Diez millones de euros ha repartido la administración de lotería número 4 de Crevillent El Tropel (apodo de uno de los propietarios), donde loteros, agraciados, vecinos y curiosos coincidían a última hora de la mañana de este martes para celebrar con un par de espumosos e incluso camisetas impresas a contrarreloj que aquí había caído parte del segundo premio del Gordo de Navidad.

Un total de 80 décimos se habían vendido en este despacho, ubicado en el número 11 de la céntrica calle Virgen del Pilar y con una historia de prácticamente dos décadas a sus espaldas en la localidad crevillentina. En esa historia han repartido varios premios de la Quiniela y la Bonoloto, pero ninguno del Gordo de Navidad. Hasta este martes.

«Estoy en una nube», afirmaba en un primer momento Eva Herrero que, junto a su hermano Antonio, regenta esta administración, la cual durante, unas horas, fue el foco principal de atención en la localidad.

El segundo premio de la Lotería de Navidad deja 10 millones en Crevillent

Los clientes de los bares próximos y los transeúntes se contagiaban también de la fiesta y la alegría que se había generado a la entrada de este despacho, ubicado en una esquina y adonde no tardaron en acudir algunos de los agraciados.

Un matrimonio mayor con al menos un décimo se puso hasta las camisetas alusivas que indicaban el número premiado: el 06095. «Lo he recibido con mucha emoción. Debo una hipoteca y me hacía falta», señalaba la mujer, que permanecía en shock y que ya estaba algo mareada entre tanta expectación y numerosas felicitaciones.

Al filo de las dos de la tarde, otra agraciada se acercaba para preguntar cuánto dinero correspondía a un décimo. «125.000 euros», le informaba directamente Eva Herrero, mientras la joven sacaba uno de los décimos premiados conteniendo muy bien la emoción.

En el día de su cumpleaños

«Estaba en casa, he visto que ha salido el número y he venido hasta aquí, que es mi administración de lotería favorita. Creía que el premio eran 6.000 euros», relataba Ruby Rodríguez, una colombiana que lleva cinco años en Crevillent y que tiene a sus tres hijos en su país natal. «Quiero el premio para pagarles un viaje a mis hijos, que vengan a verme y para ayudar a mi familia», explicaba esta mujer, quien aseguró que estaba además en paro y que justo era el día de su cumpleaños.

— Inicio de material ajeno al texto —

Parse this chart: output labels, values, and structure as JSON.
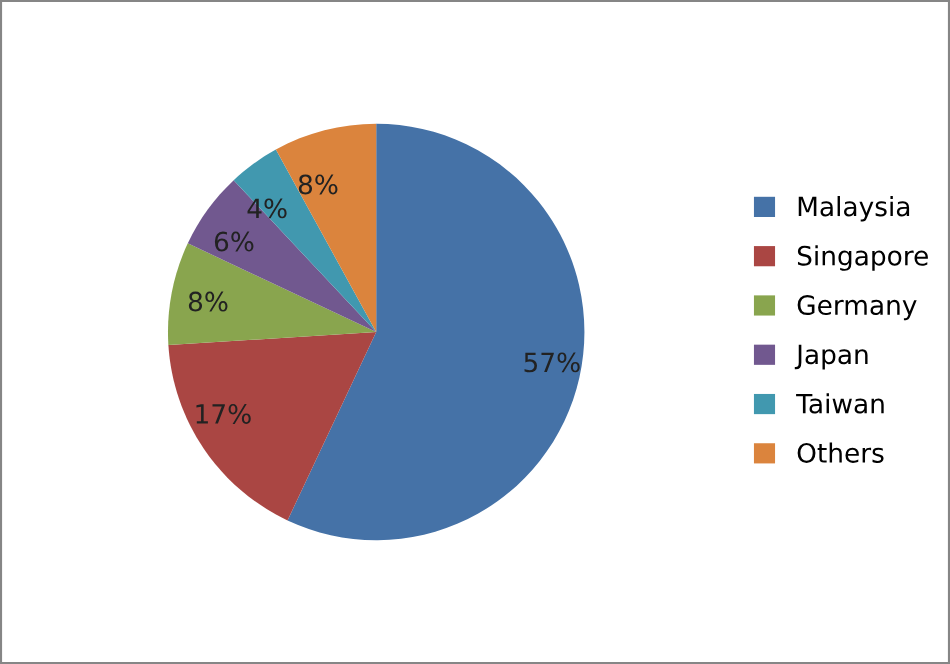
{
  "chart_data": {
    "type": "pie",
    "categories": [
      "Malaysia",
      "Singapore",
      "Germany",
      "Japan",
      "Taiwan",
      "Others"
    ],
    "values": [
      57,
      17,
      8,
      6,
      4,
      8
    ],
    "value_labels": [
      "57%",
      "17%",
      "8%",
      "6%",
      "4%",
      "8%"
    ],
    "colors": [
      "#4572a7",
      "#aa4643",
      "#89a54e",
      "#71588f",
      "#4198af",
      "#db843d"
    ],
    "legend": "right"
  }
}
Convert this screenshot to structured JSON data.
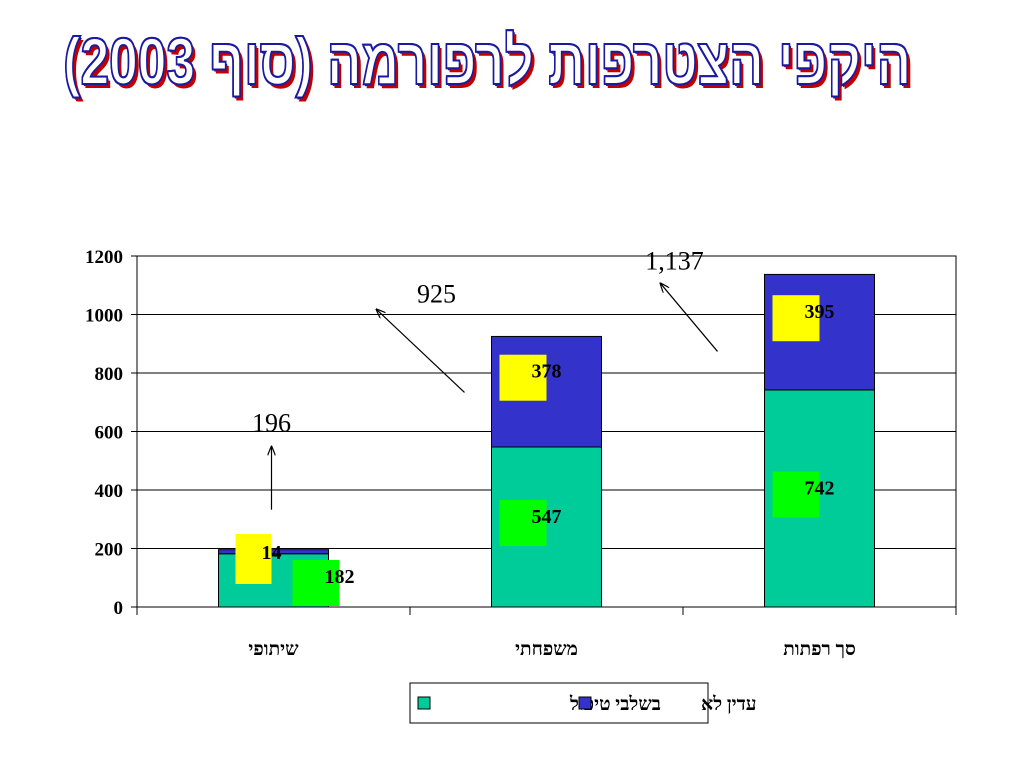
{
  "title": "היקפי הצטרפות לרפורמה (סוף 2003)",
  "colors": {
    "in_treatment": "#00cc99",
    "not_yet": "#3333cc",
    "label_yellow": "#ffff00",
    "label_green": "#00ff00",
    "axis": "#000000",
    "grid": "#000000"
  },
  "chart_data": {
    "type": "bar",
    "stacked": true,
    "categories": [
      "שיתופי",
      "משפחתי",
      "סך רפתות"
    ],
    "series": [
      {
        "name": "בשלבי טיפול",
        "values": [
          182,
          547,
          742
        ]
      },
      {
        "name": "עדין לא",
        "values": [
          14,
          378,
          395
        ]
      }
    ],
    "totals": [
      196,
      925,
      1137
    ],
    "total_labels": [
      "196",
      "925",
      "1,137"
    ],
    "yticks": [
      0,
      200,
      400,
      600,
      800,
      1000,
      1200
    ],
    "ylim": [
      0,
      1200
    ],
    "grid": true,
    "legend_position": "bottom",
    "title": "",
    "xlabel": "",
    "ylabel": ""
  }
}
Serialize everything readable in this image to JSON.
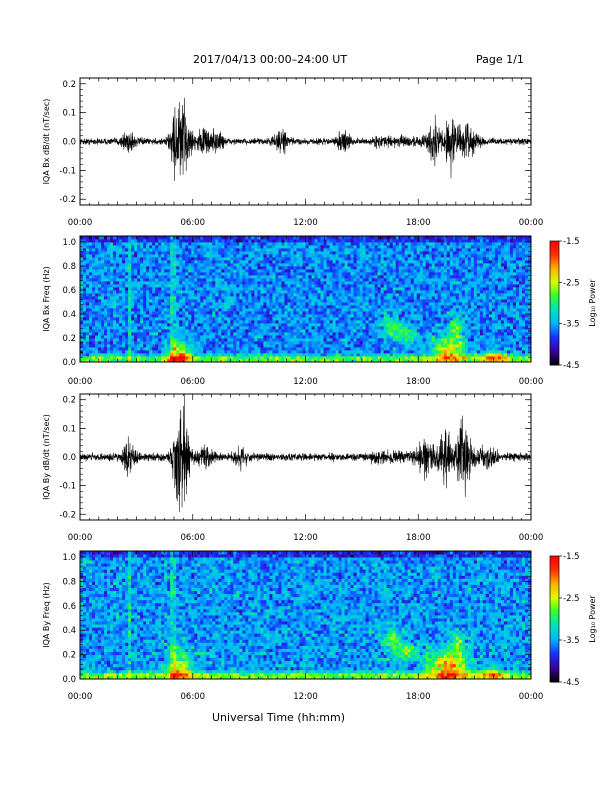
{
  "header": {
    "title": "2017/04/13  00:00–24:00 UT",
    "page": "Page 1/1"
  },
  "footer": {
    "xlabel": "Universal Time (hh:mm)"
  },
  "colorbar": {
    "label": "Log₁₀ Power",
    "ticks": [
      "-1.5",
      "-2.5",
      "-3.5",
      "-4.5"
    ],
    "range": [
      -4.5,
      -1.5
    ],
    "colors": [
      "#000000",
      "#3b00a0",
      "#1a30ff",
      "#00b4ff",
      "#00e0c0",
      "#30ff30",
      "#d8ff00",
      "#ffb000",
      "#ff3000",
      "#ff0000"
    ]
  },
  "chart_data": [
    {
      "type": "line",
      "ylabel": "IQA Bx dB/dt (nT/sec)",
      "xlim": [
        0,
        24
      ],
      "ylim": [
        -0.22,
        0.22
      ],
      "xticks": [
        "00:00",
        "06:00",
        "12:00",
        "18:00",
        "00:00"
      ],
      "yticks": [
        "0.2",
        "0.1",
        "0.0",
        "-0.1",
        "-0.2"
      ],
      "noise_level": 0.015,
      "events": [
        {
          "t": 2.6,
          "amp": 0.05
        },
        {
          "t": 5.2,
          "amp": 0.18
        },
        {
          "t": 5.6,
          "amp": 0.1
        },
        {
          "t": 6.6,
          "amp": 0.06
        },
        {
          "t": 7.3,
          "amp": 0.05
        },
        {
          "t": 10.7,
          "amp": 0.05
        },
        {
          "t": 14.0,
          "amp": 0.04
        },
        {
          "t": 18.9,
          "amp": 0.08
        },
        {
          "t": 19.8,
          "amp": 0.13
        },
        {
          "t": 20.6,
          "amp": 0.07
        }
      ]
    },
    {
      "type": "heatmap",
      "ylabel": "IQA Bx Freq (Hz)",
      "xlim": [
        0,
        24
      ],
      "ylim": [
        0,
        1.05
      ],
      "xticks": [
        "00:00",
        "06:00",
        "12:00",
        "18:00",
        "00:00"
      ],
      "yticks": [
        "1.0",
        "0.8",
        "0.6",
        "0.4",
        "0.2",
        "0.0"
      ],
      "background_level": -3.6,
      "features": [
        {
          "t": 5.3,
          "f": 0.05,
          "dt": 0.6,
          "df": 0.12,
          "level": -2.3
        },
        {
          "t": 16.5,
          "f": 0.3,
          "dt": 0.5,
          "df": 0.1,
          "level": -2.9
        },
        {
          "t": 17.3,
          "f": 0.24,
          "dt": 0.5,
          "df": 0.08,
          "level": -2.9
        },
        {
          "t": 19.6,
          "f": 0.1,
          "dt": 0.8,
          "df": 0.12,
          "level": -2.3
        },
        {
          "t": 20.0,
          "f": 0.3,
          "dt": 0.3,
          "df": 0.1,
          "level": -2.8
        },
        {
          "t": 22.0,
          "f": 0.04,
          "dt": 0.7,
          "df": 0.05,
          "level": -2.6
        }
      ]
    },
    {
      "type": "line",
      "ylabel": "IQA By dB/dt (nT/sec)",
      "xlim": [
        0,
        24
      ],
      "ylim": [
        -0.22,
        0.22
      ],
      "xticks": [
        "00:00",
        "06:00",
        "12:00",
        "18:00",
        "00:00"
      ],
      "yticks": [
        "0.2",
        "0.1",
        "0.0",
        "-0.1",
        "-0.2"
      ],
      "noise_level": 0.018,
      "events": [
        {
          "t": 2.6,
          "amp": 0.07
        },
        {
          "t": 5.3,
          "amp": 0.19
        },
        {
          "t": 5.6,
          "amp": 0.11
        },
        {
          "t": 6.7,
          "amp": 0.05
        },
        {
          "t": 8.5,
          "amp": 0.04
        },
        {
          "t": 18.4,
          "amp": 0.08
        },
        {
          "t": 19.4,
          "amp": 0.12
        },
        {
          "t": 20.4,
          "amp": 0.16
        },
        {
          "t": 21.8,
          "amp": 0.06
        }
      ]
    },
    {
      "type": "heatmap",
      "ylabel": "IQA By Freq (Hz)",
      "xlim": [
        0,
        24
      ],
      "ylim": [
        0,
        1.05
      ],
      "xticks": [
        "00:00",
        "06:00",
        "12:00",
        "18:00",
        "00:00"
      ],
      "yticks": [
        "1.0",
        "0.8",
        "0.6",
        "0.4",
        "0.2",
        "0.0"
      ],
      "background_level": -3.55,
      "features": [
        {
          "t": 5.3,
          "f": 0.08,
          "dt": 0.6,
          "df": 0.15,
          "level": -2.4
        },
        {
          "t": 16.6,
          "f": 0.33,
          "dt": 0.4,
          "df": 0.1,
          "level": -2.8
        },
        {
          "t": 17.4,
          "f": 0.23,
          "dt": 0.6,
          "df": 0.07,
          "level": -2.7
        },
        {
          "t": 19.6,
          "f": 0.1,
          "dt": 1.0,
          "df": 0.13,
          "level": -2.1
        },
        {
          "t": 20.1,
          "f": 0.3,
          "dt": 0.3,
          "df": 0.1,
          "level": -2.7
        },
        {
          "t": 22.0,
          "f": 0.04,
          "dt": 0.7,
          "df": 0.05,
          "level": -2.6
        }
      ]
    }
  ]
}
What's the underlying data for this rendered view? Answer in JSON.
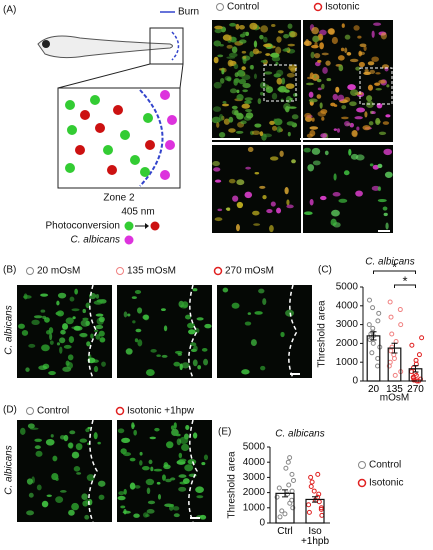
{
  "panel_labels": {
    "a": "(A)",
    "b": "(B)",
    "c": "(C)",
    "d": "(D)",
    "e": "(E)"
  },
  "panel_a": {
    "burn": "Burn",
    "zone": "Zone 2",
    "wavelength": "405 nm",
    "photoconversion": "Photoconversion",
    "fungus": "C. albicans",
    "legend": [
      "Control",
      "Isotonic"
    ]
  },
  "panel_b": {
    "legend": [
      "20 mOsM",
      "135 mOsM",
      "270 mOsM"
    ],
    "row_label": "C. albicans"
  },
  "panel_d": {
    "legend": [
      "Control",
      "Isotonic +1hpw"
    ],
    "row_label": "C. albicans"
  },
  "panel_e_legend": [
    "Control",
    "Isotonic"
  ],
  "chart_data": [
    {
      "type": "bar",
      "title": "C. albicans",
      "y_label": "Threshold area",
      "x_label": "mOsM",
      "categories": [
        "20",
        "135",
        "270"
      ],
      "values": [
        2400,
        1750,
        650
      ],
      "errors": [
        220,
        260,
        170
      ],
      "colors": [
        "#888888",
        "#f08080",
        "#e02020"
      ],
      "points": [
        [
          4300,
          3900,
          3600,
          3200,
          3000,
          2800,
          2600,
          2500,
          2400,
          2300,
          2200,
          2000,
          1800,
          1500,
          1200,
          800
        ],
        [
          4200,
          3800,
          3400,
          3000,
          2500,
          2100,
          1800,
          1600,
          1400,
          1200,
          1000,
          800,
          500,
          300
        ],
        [
          2300,
          1900,
          1400,
          1100,
          900,
          700,
          500,
          400,
          300,
          200,
          150,
          100,
          50,
          0,
          0
        ]
      ],
      "annotations": [
        "*",
        "*"
      ],
      "ylim": [
        0,
        5000
      ],
      "yticks": [
        0,
        1000,
        2000,
        3000,
        4000,
        5000
      ]
    },
    {
      "type": "bar",
      "title": "C. albicans",
      "y_label": "Threshold area",
      "categories": [
        "Ctrl",
        "Iso +1hpb"
      ],
      "values": [
        1950,
        1550
      ],
      "errors": [
        230,
        180
      ],
      "colors": [
        "#888888",
        "#e02020"
      ],
      "points": [
        [
          4300,
          4000,
          3600,
          3200,
          2800,
          2500,
          2300,
          2100,
          1900,
          1700,
          1500,
          1300,
          1000,
          800,
          600,
          400
        ],
        [
          3200,
          3000,
          2700,
          2400,
          2100,
          1900,
          1700,
          1500,
          1400,
          1200,
          1000,
          900,
          700,
          500
        ]
      ],
      "ylim": [
        0,
        5000
      ],
      "yticks": [
        0,
        1000,
        2000,
        3000,
        4000,
        5000
      ]
    }
  ]
}
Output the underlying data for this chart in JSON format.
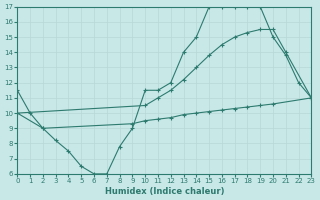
{
  "xlabel": "Humidex (Indice chaleur)",
  "background_color": "#c8e8e8",
  "line_color": "#2d7a6e",
  "xlim": [
    0,
    23
  ],
  "ylim": [
    6,
    17
  ],
  "xticks": [
    0,
    1,
    2,
    3,
    4,
    5,
    6,
    7,
    8,
    9,
    10,
    11,
    12,
    13,
    14,
    15,
    16,
    17,
    18,
    19,
    20,
    21,
    22,
    23
  ],
  "yticks": [
    6,
    7,
    8,
    9,
    10,
    11,
    12,
    13,
    14,
    15,
    16,
    17
  ],
  "line1_x": [
    0,
    1,
    2,
    3,
    4,
    5,
    6,
    7,
    8,
    9,
    10,
    11,
    12,
    13,
    14,
    15,
    16,
    17,
    18,
    19,
    20,
    21,
    22,
    23
  ],
  "line1_y": [
    11.5,
    10.0,
    9.0,
    8.2,
    7.5,
    6.5,
    6.0,
    6.0,
    7.8,
    9.0,
    11.5,
    11.5,
    12.0,
    14.0,
    15.0,
    17.0,
    17.0,
    17.0,
    17.0,
    17.0,
    15.0,
    13.8,
    12.0,
    11.0
  ],
  "line2_x": [
    0,
    10,
    11,
    12,
    13,
    14,
    15,
    16,
    17,
    18,
    19,
    20,
    21,
    23
  ],
  "line2_y": [
    10.0,
    10.5,
    11.0,
    11.5,
    12.2,
    13.0,
    13.8,
    14.5,
    15.0,
    15.3,
    15.5,
    15.5,
    14.0,
    11.0
  ],
  "line3_x": [
    0,
    2,
    9,
    10,
    11,
    12,
    13,
    14,
    15,
    16,
    17,
    18,
    19,
    20,
    23
  ],
  "line3_y": [
    10.0,
    9.0,
    9.3,
    9.5,
    9.6,
    9.7,
    9.9,
    10.0,
    10.1,
    10.2,
    10.3,
    10.4,
    10.5,
    10.6,
    11.0
  ]
}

Ella lo compró aquí hace un mes, pero ayer por la tarde todavía quedaban unos pocos décimos, indicaba Antonio Herrero, muy conocido en Rafal, su localidad de origen, con el apodo de El Tropel, comose llama esta administración de lotería.

Y gracias a estos hermanos, hasta la mencionada localidad de la Vega Baja también han llegado una decena de décimos de este segundo premio del Gordo de Navidad, muy repartido, vendido en ventanilla sobre todo a la gente de Crevillent y, al parecer, fruto de un intercambio con una administración de San Pedro del Pinatar.